My left ear got slammed by a blue Penn racquetball ball earlier today. Ouch! The shot to my ear sent me flying to the ground on my back. It left me with a nice stinging and ringing in my ear. After the throbbing pain subsided it went numb and quiet. It was beat red and all the sounds around me went hollow. And all the while I was cracking up. As I sit here, I can feel the bump/bruise exactly where my glasses landed and I still can't help but laugh. Especially when a few points later, I got one in the ass!

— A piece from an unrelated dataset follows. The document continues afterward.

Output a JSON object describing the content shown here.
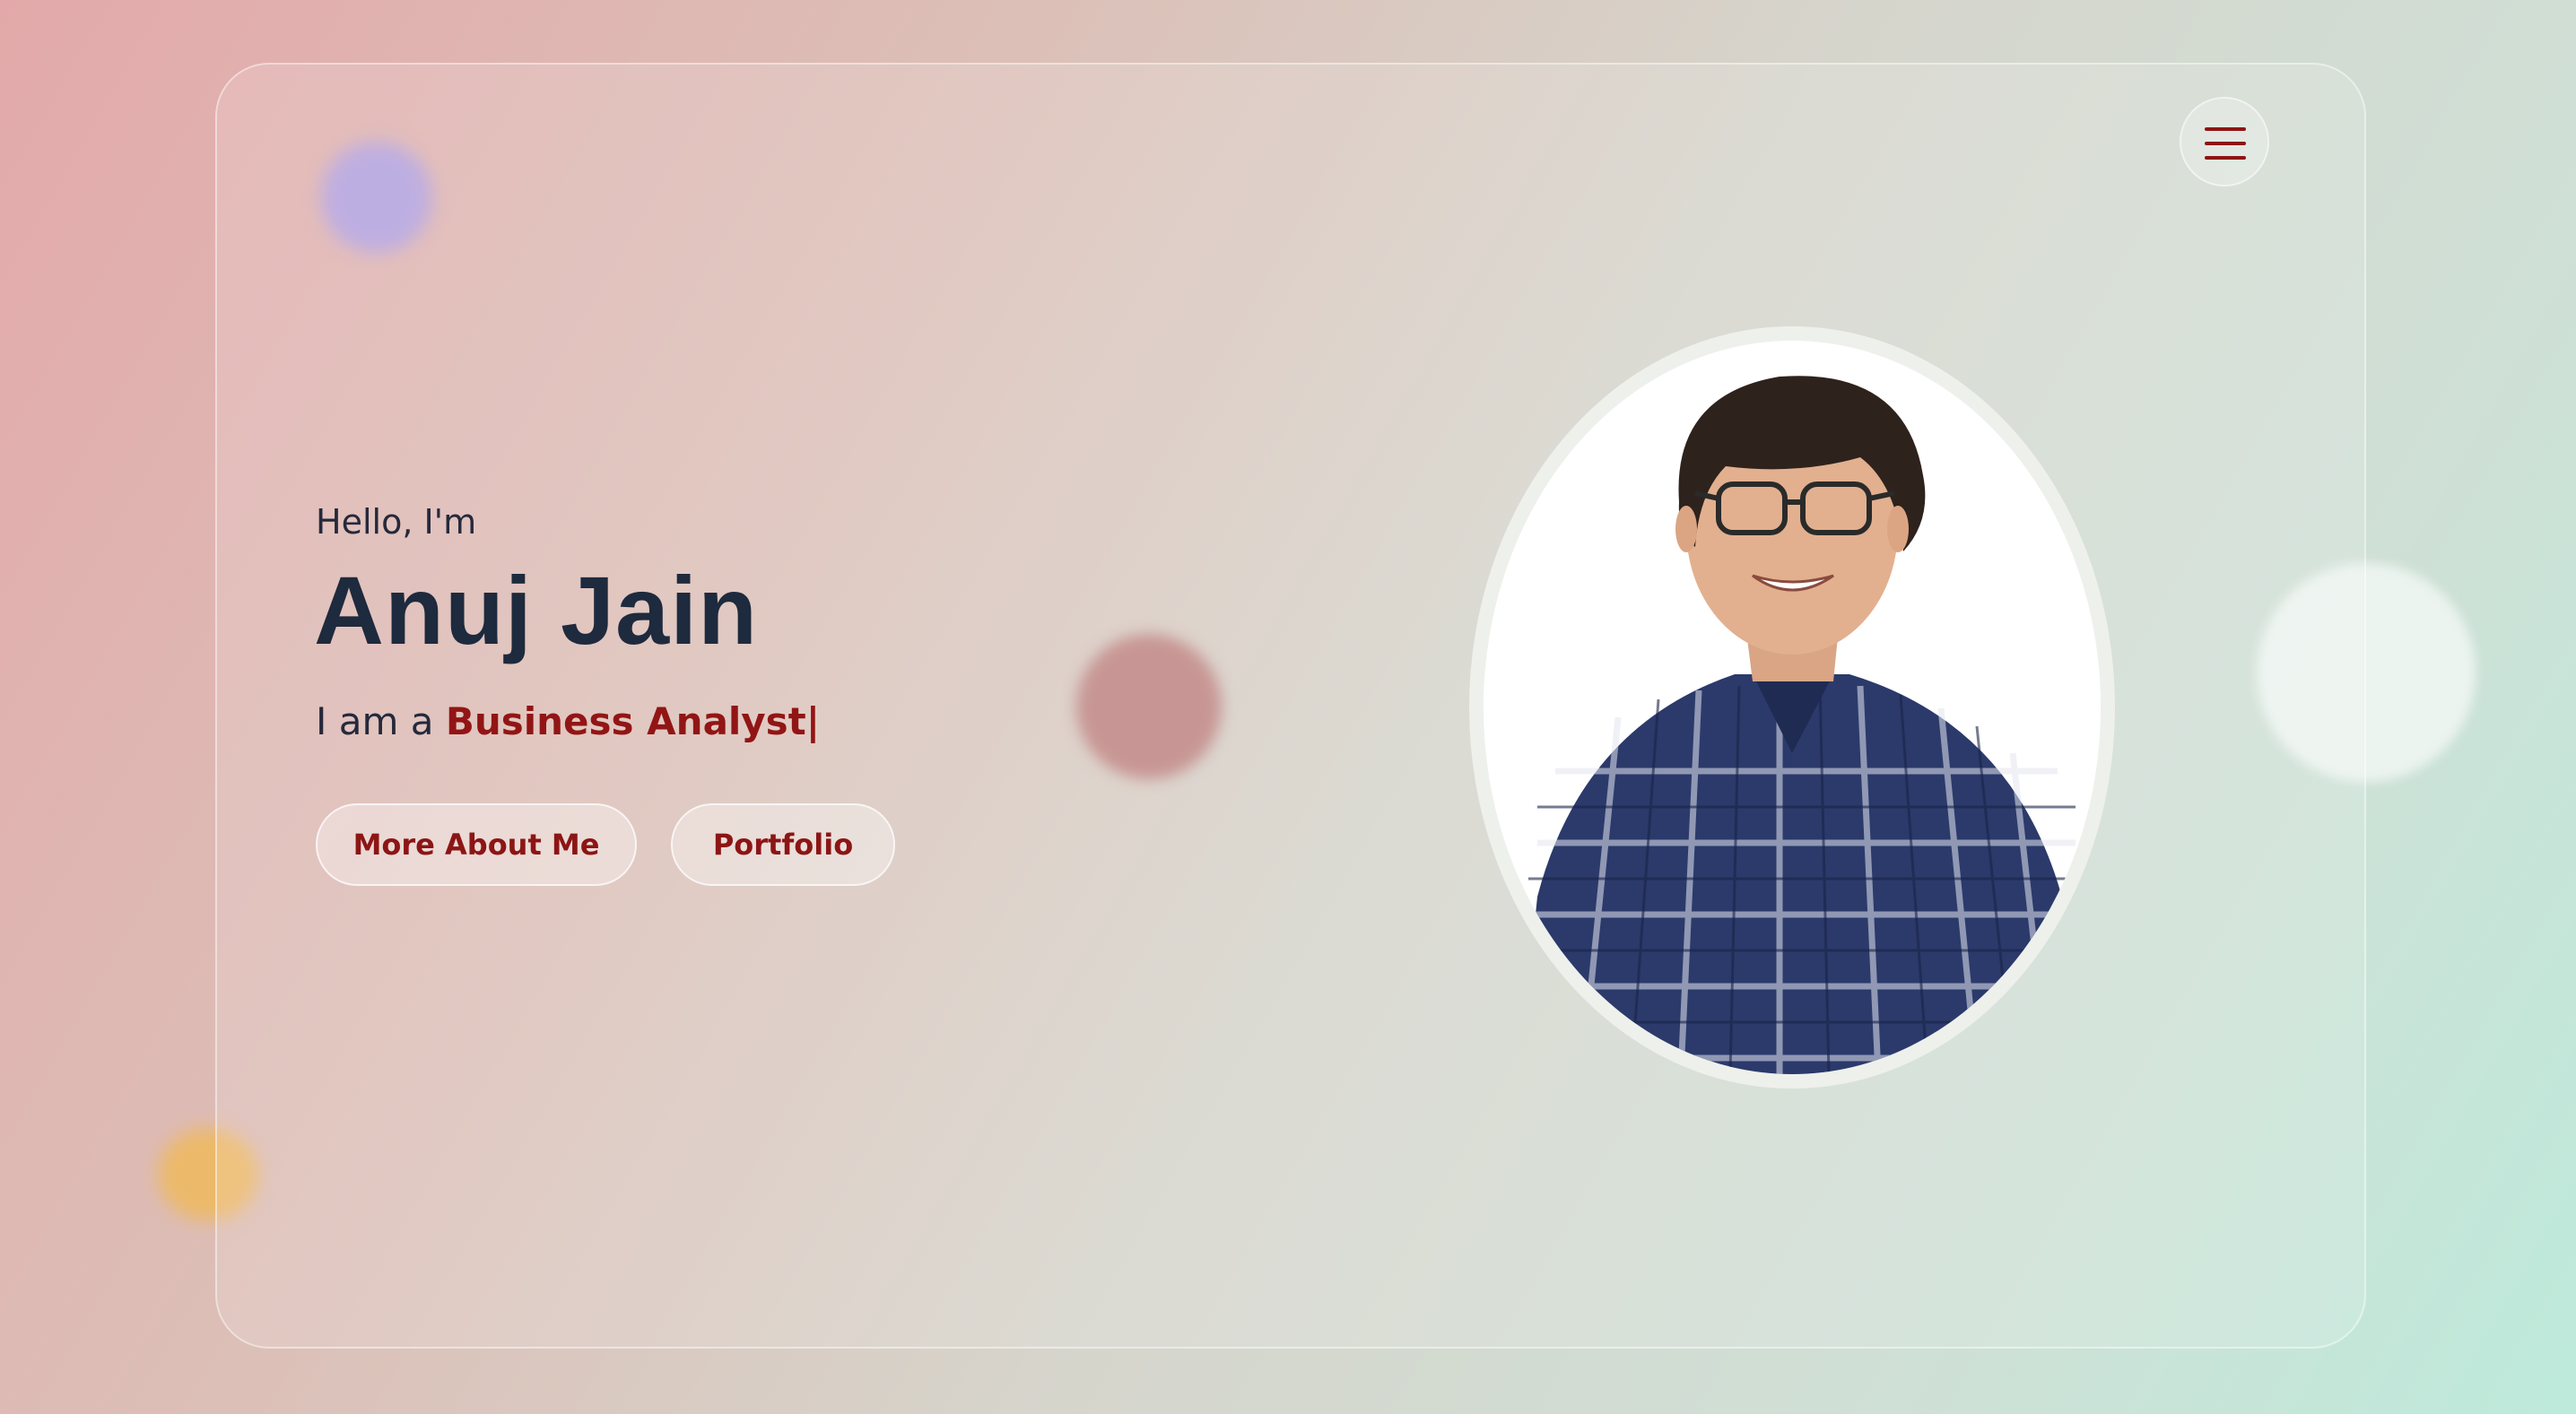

For those of you that don't know, I used to play high school and college tennis and was pretty damn good at it. I got challenged to a tennis match from these two guys at work. I played doubles with them (I had no partner) and whooped their asses! So years later, one of the guys wanted his revenge and asked me to play racquetball. The sport came pretty easy to me, but I just never realized how violent it can be. First off, I'm not used to those damn walls. So my shoulders and knees get banged up from hitting the walls. I've made instant bruises and goose-eggs. Even the floor has done some damage to my body. I've been pegged in my back and in my ass (and now my ear). I've been jacked to the floor by a 6'3 player. Suffice it to say, it's aggressive out there! But I love it! So thank you, Mark for the brutal introduction to racquetball and for the shot to the ear!

Racquetball anyone?

Before I go, let me leave you with this:
My friend's kids just walked into my office. Two cute boys: Daniel and Michael. They were awesome! They talked about farting and camping! We were all laughing so hard! Except for Frank (dad), who was hushing us the whole time. They just left and now I've got this huge smile on my heart!

I can't wait for Mathew to get older. But I know better than to rush his growing up, especially when time seems to be just flying right on by. He'll be 18 months in 2 days.